Comme l’explique le biologiste et historien des sciences Michel Morange, il a fait un travail colossal mais toutes les découvertes sont signées Pasteur car réalisées en collaboration. La gloire de Pasteur a occulté ceux qui travaillaient avec lui et surtout Duclaux, le modeste, dont l’historienne Christine Moissinac dresse le portrait : "Duclaux avait pour seule ambition de servir la science et son pays, les honneurs ne l'intéressant que s'ils pouvaient faciliter le travail de son équipe. Mais si l'on creuse son histoire, on s'aperçoit que l'homme fut bien plus que le fidèle disciple de Pasteur, et que toute sa vie, le savant et le citoyen n'ont jamais été très éloignés l'un de l'autre."

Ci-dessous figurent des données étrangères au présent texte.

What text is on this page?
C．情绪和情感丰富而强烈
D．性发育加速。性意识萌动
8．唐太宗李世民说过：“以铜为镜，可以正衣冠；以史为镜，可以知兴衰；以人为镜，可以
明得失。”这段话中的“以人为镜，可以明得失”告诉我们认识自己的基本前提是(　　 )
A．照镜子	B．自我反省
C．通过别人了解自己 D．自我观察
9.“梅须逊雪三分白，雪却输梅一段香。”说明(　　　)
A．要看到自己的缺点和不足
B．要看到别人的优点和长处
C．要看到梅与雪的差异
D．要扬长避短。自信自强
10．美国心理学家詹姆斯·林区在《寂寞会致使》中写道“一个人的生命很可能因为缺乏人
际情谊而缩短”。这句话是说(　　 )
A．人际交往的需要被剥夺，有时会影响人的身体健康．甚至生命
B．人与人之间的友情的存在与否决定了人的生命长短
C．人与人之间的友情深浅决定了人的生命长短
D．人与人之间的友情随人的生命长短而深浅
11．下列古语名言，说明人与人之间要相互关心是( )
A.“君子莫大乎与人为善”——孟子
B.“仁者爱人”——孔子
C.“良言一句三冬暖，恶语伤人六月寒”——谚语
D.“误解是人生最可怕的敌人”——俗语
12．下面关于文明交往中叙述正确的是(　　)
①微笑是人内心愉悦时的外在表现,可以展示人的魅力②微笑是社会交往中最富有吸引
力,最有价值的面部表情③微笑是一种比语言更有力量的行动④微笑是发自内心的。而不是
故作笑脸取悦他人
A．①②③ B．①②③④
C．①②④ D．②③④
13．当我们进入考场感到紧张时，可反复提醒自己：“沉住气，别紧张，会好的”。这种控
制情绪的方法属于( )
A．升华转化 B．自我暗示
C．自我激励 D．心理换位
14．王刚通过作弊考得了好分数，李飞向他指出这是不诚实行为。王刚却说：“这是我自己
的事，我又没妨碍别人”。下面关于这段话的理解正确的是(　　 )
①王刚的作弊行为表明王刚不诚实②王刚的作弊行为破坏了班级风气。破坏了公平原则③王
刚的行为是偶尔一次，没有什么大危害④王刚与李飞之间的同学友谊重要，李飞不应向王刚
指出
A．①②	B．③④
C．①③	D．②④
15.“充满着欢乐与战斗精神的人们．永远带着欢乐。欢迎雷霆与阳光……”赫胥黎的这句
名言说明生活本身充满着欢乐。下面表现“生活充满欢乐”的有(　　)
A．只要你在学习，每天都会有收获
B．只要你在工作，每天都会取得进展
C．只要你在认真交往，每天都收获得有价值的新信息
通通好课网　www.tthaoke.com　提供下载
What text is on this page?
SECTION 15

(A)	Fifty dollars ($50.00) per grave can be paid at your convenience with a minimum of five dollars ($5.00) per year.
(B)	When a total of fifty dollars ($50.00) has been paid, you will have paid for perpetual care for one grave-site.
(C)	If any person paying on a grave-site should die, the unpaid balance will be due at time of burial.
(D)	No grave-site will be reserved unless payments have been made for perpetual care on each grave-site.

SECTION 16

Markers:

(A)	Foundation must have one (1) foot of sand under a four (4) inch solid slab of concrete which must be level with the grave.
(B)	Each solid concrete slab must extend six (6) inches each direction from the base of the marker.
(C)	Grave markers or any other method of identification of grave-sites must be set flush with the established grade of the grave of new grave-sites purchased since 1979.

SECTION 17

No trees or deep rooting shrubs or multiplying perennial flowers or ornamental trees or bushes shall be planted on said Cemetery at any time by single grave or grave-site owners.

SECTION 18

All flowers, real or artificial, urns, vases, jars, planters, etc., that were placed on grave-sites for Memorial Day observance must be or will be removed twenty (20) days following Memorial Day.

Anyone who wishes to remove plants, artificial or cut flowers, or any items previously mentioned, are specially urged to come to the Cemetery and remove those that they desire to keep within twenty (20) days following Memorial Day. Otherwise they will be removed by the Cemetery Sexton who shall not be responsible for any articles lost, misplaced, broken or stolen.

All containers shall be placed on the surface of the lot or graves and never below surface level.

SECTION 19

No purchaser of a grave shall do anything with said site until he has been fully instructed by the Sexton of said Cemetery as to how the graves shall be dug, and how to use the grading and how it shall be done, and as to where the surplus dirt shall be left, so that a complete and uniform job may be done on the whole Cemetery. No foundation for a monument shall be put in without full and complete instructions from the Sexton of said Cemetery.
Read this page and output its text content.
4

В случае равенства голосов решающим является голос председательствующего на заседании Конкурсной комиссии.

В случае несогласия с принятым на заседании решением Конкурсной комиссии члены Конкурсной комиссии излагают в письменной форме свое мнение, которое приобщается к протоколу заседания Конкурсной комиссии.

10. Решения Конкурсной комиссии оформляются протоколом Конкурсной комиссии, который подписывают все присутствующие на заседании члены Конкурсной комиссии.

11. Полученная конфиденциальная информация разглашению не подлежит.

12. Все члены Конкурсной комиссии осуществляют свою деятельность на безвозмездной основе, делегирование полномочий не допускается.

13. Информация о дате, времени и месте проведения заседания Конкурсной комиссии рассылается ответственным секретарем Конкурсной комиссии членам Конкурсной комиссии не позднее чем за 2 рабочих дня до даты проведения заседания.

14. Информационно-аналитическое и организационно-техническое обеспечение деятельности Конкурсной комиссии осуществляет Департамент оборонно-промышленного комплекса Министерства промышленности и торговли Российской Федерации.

L'affaire Dreyfus le fait basculer dans la vie citoyenne

En tant que citoyen, la communauté scientifique ne lui a pas pardonné son rôle actif dans l’affaire Dreyfus. A l’époque, il est directeur de l’Institut Pasteur et cette affaire a bouleversé sa vie rangée. Révolté par l’injustice, il a voulu transposer au monde sa rigueur scientifique.
Le 8 janvier 1898, il écrit au vice-président du sénat : "Je pense que si dans les questions scientifiques que nous avons à résoudre, nous dirigions notre instruction comme elle semble l’avoir été dans cette affaire, ce serait bien par hasard que nous arriverions à la vérité."
A près de soixante ans, l’affaire Dreyfus le fait basculer dans la vie citoyenne. La même année il participe à la création de la ligue des Droits de l’Homme et du Citoyen.

Aujourd’hui des voix s’élèvent pour faire découvrir cet éveilleur de conscience. Christine Moissinac a écrit en 2016 "Émile Duclaux de Pasteur à Dreyfus", on peut également l’écouter dans La marche des sciences sur France Culture parler de cet homme intègre : "Fort de son autorité en sciences, il s'implique en tant que citoyen pour défendre la vérité, la justice, l'accès au savoir et l'hygiène sociale."
Ce scientifique à l’origine de progrès fondamentaux en matière de maladies infectieuses a été au cœur de la recherche et de la santé publique. En plus de faire partie de la première équipe à avoir mené des recherches sur les virus en France, Émile Duclaux reste un savant qui a utilisé sa rigueur pour faire avancer la justice.